The repair: make the decision fields and the next meeting date nullable (allow the null type) while keeping them required, and state in each description that null is correct when the notes are silent. Add a catch-all value to the meeting type enum (for example, an “other” entry) plus a nullable detail field capturing the type as described in the notes. Afterward, add one semantic validator in code: if a decision is null, its owner must be null too.
Flashcards
Section titled “Flashcards”Q. What is a JSON Schema on a tool definition, in track-spine terms?
Code-level enforcement of output shape. A prompt instruction about format is a request; a schema is a guarantee. Decide-versus-enforce, applied to the model’s output.
Q. What does the auto tool choice mode guarantee about output shape?
Nothing. The model decides whether to call a tool at all and may answer in prose. Right for open-ended agents, wrong for pipelines.
Q. What does the any tool choice mode guarantee?
Some tool you provided will be called, so some schema is honored on every run. The model picks which tool, so routing stays with model judgment.
Q. What does forcing a specific tool by name guarantee?
That tool is called on every run, so its schema shapes every response. No prose, no drift. The extraction-pipeline mode.
Q. What does strict mode do, and by what mechanism?
It guarantees tool arguments match the schema exactly by constraining the model’s token sampling to schema-valid output. The model cannot emit a token that breaks the schema.
Q. Why is a required, non-nullable field a fabrication engine?

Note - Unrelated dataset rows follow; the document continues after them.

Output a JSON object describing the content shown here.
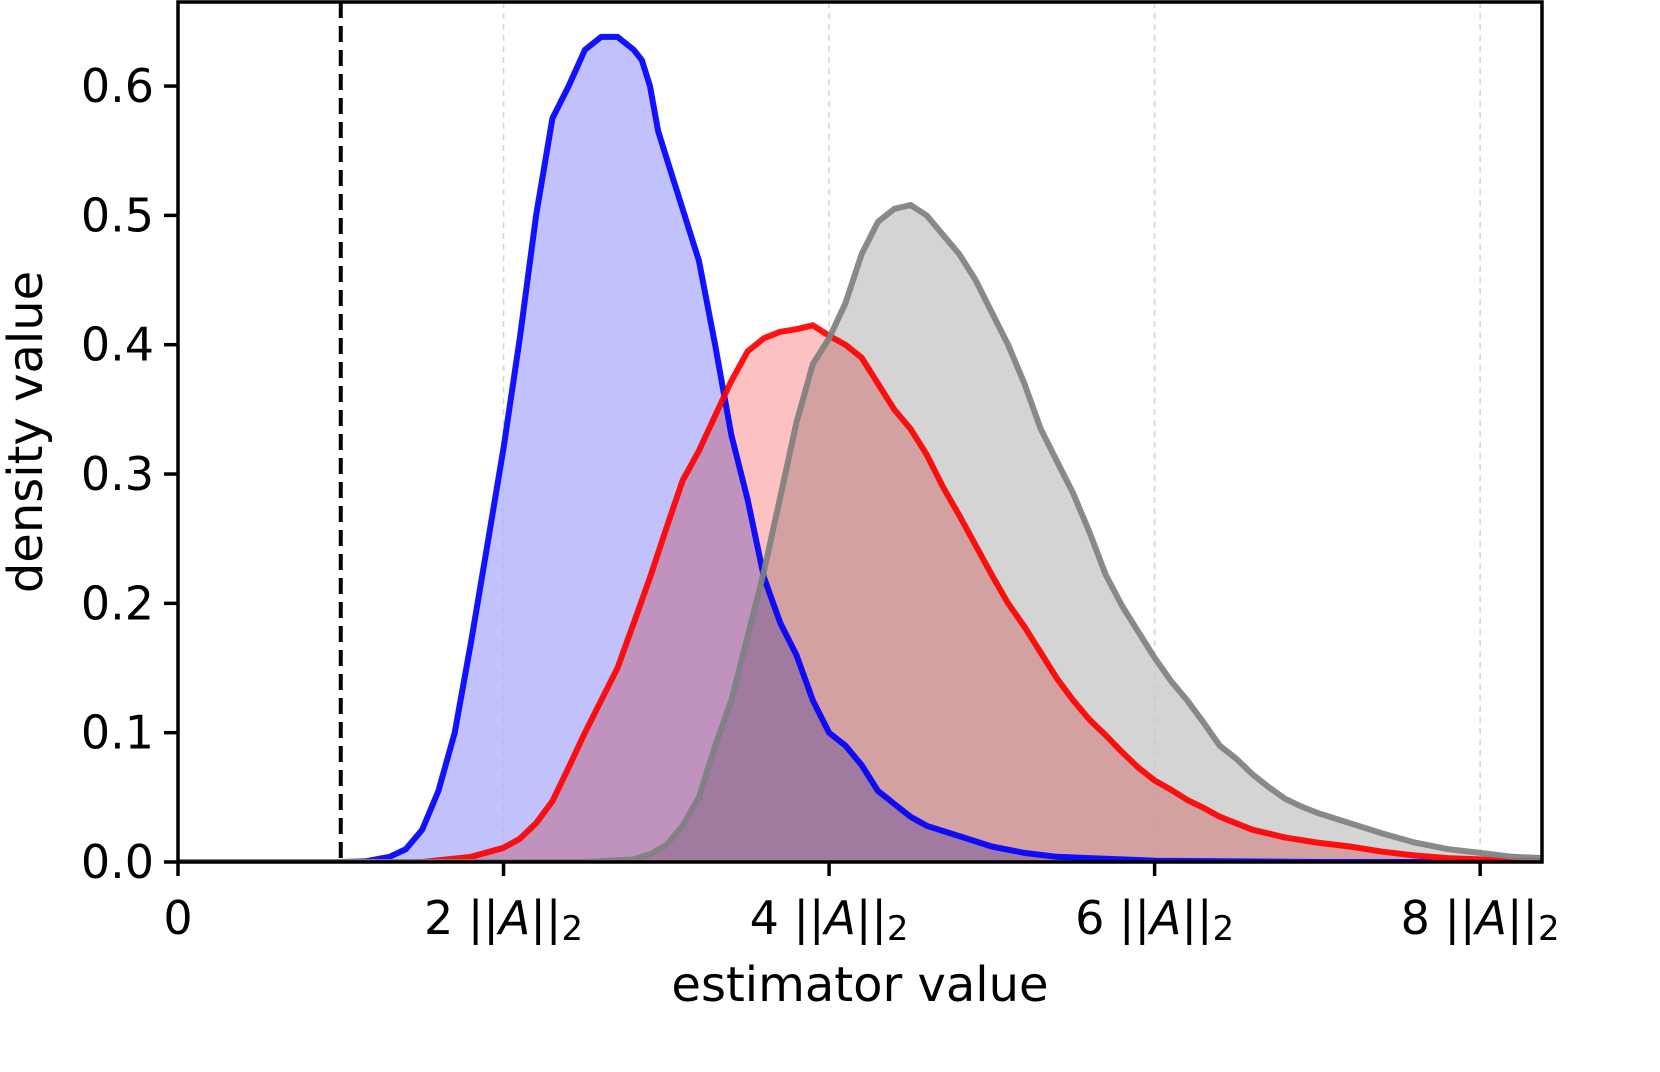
{
  "chart_data": {
    "type": "area",
    "title": "",
    "xlabel": "estimator value",
    "ylabel": "density value",
    "xlim": [
      0,
      8.38
    ],
    "ylim": [
      0,
      0.665
    ],
    "x_ticks": [
      {
        "value": 0,
        "prefix": "0",
        "norm": false
      },
      {
        "value": 2,
        "prefix": "2 ||",
        "norm": true
      },
      {
        "value": 4,
        "prefix": "4 ||",
        "norm": true
      },
      {
        "value": 6,
        "prefix": "6 ||",
        "norm": true
      },
      {
        "value": 8,
        "prefix": "8 ||",
        "norm": true
      }
    ],
    "norm_symbol": "A",
    "norm_close": "||",
    "norm_subscript": "2",
    "y_ticks": [
      {
        "value": 0.0,
        "label": "0.0"
      },
      {
        "value": 0.1,
        "label": "0.1"
      },
      {
        "value": 0.2,
        "label": "0.2"
      },
      {
        "value": 0.3,
        "label": "0.3"
      },
      {
        "value": 0.4,
        "label": "0.4"
      },
      {
        "value": 0.5,
        "label": "0.5"
      },
      {
        "value": 0.6,
        "label": "0.6"
      }
    ],
    "grid": {
      "axis": "x",
      "style": "dashed",
      "at": [
        2,
        4,
        6,
        8
      ]
    },
    "reference_line": {
      "x": 1.0,
      "style": "dashed",
      "color": "#000000"
    },
    "series": [
      {
        "name": "blue",
        "line_color": "#0000ff",
        "fill_color": "#b0b0fb",
        "x": [
          0.0,
          1.0,
          1.15,
          1.3,
          1.4,
          1.5,
          1.6,
          1.7,
          1.8,
          1.9,
          2.0,
          2.1,
          2.2,
          2.3,
          2.4,
          2.5,
          2.6,
          2.7,
          2.8,
          2.85,
          2.9,
          2.95,
          3.0,
          3.1,
          3.2,
          3.3,
          3.4,
          3.5,
          3.6,
          3.7,
          3.8,
          3.9,
          4.0,
          4.1,
          4.2,
          4.3,
          4.4,
          4.5,
          4.6,
          4.8,
          5.0,
          5.2,
          5.4,
          5.6,
          5.8,
          6.0,
          6.5,
          7.0,
          7.5,
          8.0,
          8.38
        ],
        "y": [
          0.0,
          0.0,
          0.0005,
          0.004,
          0.01,
          0.025,
          0.055,
          0.1,
          0.17,
          0.245,
          0.32,
          0.405,
          0.5,
          0.575,
          0.6,
          0.628,
          0.638,
          0.638,
          0.628,
          0.62,
          0.6,
          0.565,
          0.545,
          0.505,
          0.465,
          0.4,
          0.33,
          0.28,
          0.22,
          0.185,
          0.16,
          0.125,
          0.1,
          0.09,
          0.075,
          0.055,
          0.045,
          0.035,
          0.028,
          0.02,
          0.012,
          0.007,
          0.004,
          0.003,
          0.002,
          0.001,
          0.0005,
          0.0,
          0.0,
          0.0,
          0.0
        ]
      },
      {
        "name": "red",
        "line_color": "#ff0000",
        "fill_color": "#fcb0b0",
        "x": [
          0.0,
          1.5,
          1.8,
          2.0,
          2.1,
          2.2,
          2.3,
          2.4,
          2.5,
          2.6,
          2.7,
          2.8,
          2.9,
          3.0,
          3.1,
          3.2,
          3.3,
          3.4,
          3.5,
          3.6,
          3.7,
          3.8,
          3.9,
          4.0,
          4.1,
          4.2,
          4.3,
          4.4,
          4.5,
          4.6,
          4.7,
          4.8,
          4.9,
          5.0,
          5.1,
          5.2,
          5.3,
          5.4,
          5.5,
          5.6,
          5.7,
          5.8,
          5.9,
          6.0,
          6.1,
          6.2,
          6.3,
          6.4,
          6.5,
          6.6,
          6.8,
          7.0,
          7.2,
          7.4,
          7.6,
          7.8,
          8.0,
          8.2,
          8.38
        ],
        "y": [
          0.0,
          0.0,
          0.004,
          0.011,
          0.018,
          0.03,
          0.047,
          0.073,
          0.1,
          0.125,
          0.15,
          0.185,
          0.22,
          0.258,
          0.295,
          0.318,
          0.345,
          0.372,
          0.395,
          0.405,
          0.41,
          0.412,
          0.415,
          0.407,
          0.4,
          0.39,
          0.37,
          0.35,
          0.335,
          0.315,
          0.29,
          0.268,
          0.245,
          0.222,
          0.2,
          0.182,
          0.162,
          0.142,
          0.125,
          0.11,
          0.098,
          0.085,
          0.073,
          0.063,
          0.056,
          0.048,
          0.042,
          0.035,
          0.03,
          0.025,
          0.019,
          0.015,
          0.012,
          0.008,
          0.005,
          0.003,
          0.002,
          0.001,
          0.0005
        ]
      },
      {
        "name": "gray",
        "line_color": "#808080",
        "fill_color": "#c8c8c8",
        "x": [
          0.0,
          2.5,
          2.8,
          2.9,
          3.0,
          3.1,
          3.2,
          3.3,
          3.4,
          3.5,
          3.6,
          3.7,
          3.8,
          3.9,
          4.0,
          4.1,
          4.2,
          4.3,
          4.4,
          4.5,
          4.6,
          4.7,
          4.8,
          4.9,
          5.0,
          5.1,
          5.2,
          5.3,
          5.4,
          5.5,
          5.6,
          5.7,
          5.8,
          5.9,
          6.0,
          6.1,
          6.2,
          6.3,
          6.4,
          6.5,
          6.6,
          6.7,
          6.8,
          6.9,
          7.0,
          7.2,
          7.4,
          7.6,
          7.8,
          8.0,
          8.2,
          8.38
        ],
        "y": [
          0.0,
          0.0,
          0.002,
          0.006,
          0.013,
          0.028,
          0.05,
          0.09,
          0.125,
          0.175,
          0.225,
          0.282,
          0.34,
          0.385,
          0.405,
          0.432,
          0.47,
          0.495,
          0.505,
          0.508,
          0.5,
          0.485,
          0.47,
          0.45,
          0.425,
          0.4,
          0.37,
          0.335,
          0.31,
          0.285,
          0.255,
          0.222,
          0.198,
          0.178,
          0.158,
          0.14,
          0.125,
          0.108,
          0.09,
          0.08,
          0.068,
          0.058,
          0.049,
          0.043,
          0.038,
          0.03,
          0.022,
          0.015,
          0.01,
          0.007,
          0.004,
          0.003
        ]
      }
    ]
  }
}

On a document that lacks the information, the honest answer is syntactically illegal. The model must fill the slot, so it fills it with something plausible.
Q. Required-plus-nullable versus optional: which is more honest, and why?
Required plus nullable. An omitted optional field is ambiguous (absent, or skipped?). A required nullable field forces a verdict: null means “I looked, and it is not there.”
Q. What is the enum escape-hatch pattern?
A catch-all value (such as “other”) plus a nullable detail string capturing what was actually seen. Real-world variety gets flagged for routing instead of silently force-fitted.
Q. What is the difference between syntactic and semantic validity?
Syntactic: the output matches the schema (shape, types, enum values), which the platform can guarantee. Semantic: the values are actually correct, which no schema can guarantee. Sums can disagree and fields can swap inside valid JSON.
Q. When can a validation retry help, and when can it not?
It helps when the answer exists in the source and was misread: feed back the specific error. It cannot help when the information is absent: retrying a null pressures the model to invent. Ask “is the answer in the source?” first.
Q. What should a retry message contain?
The specific validation failure and a pointed instruction, for example: the line items sum to 4,120.00 but the total says 4,210.00, re-read and correct whichever field was misread. “Validation failed” alone gives the model nothing.
Q. What is the one-sentence honesty rule for schema design?
Write a contract the truth can always satisfy: “not in the document” must be a legal answer to every question the schema asks.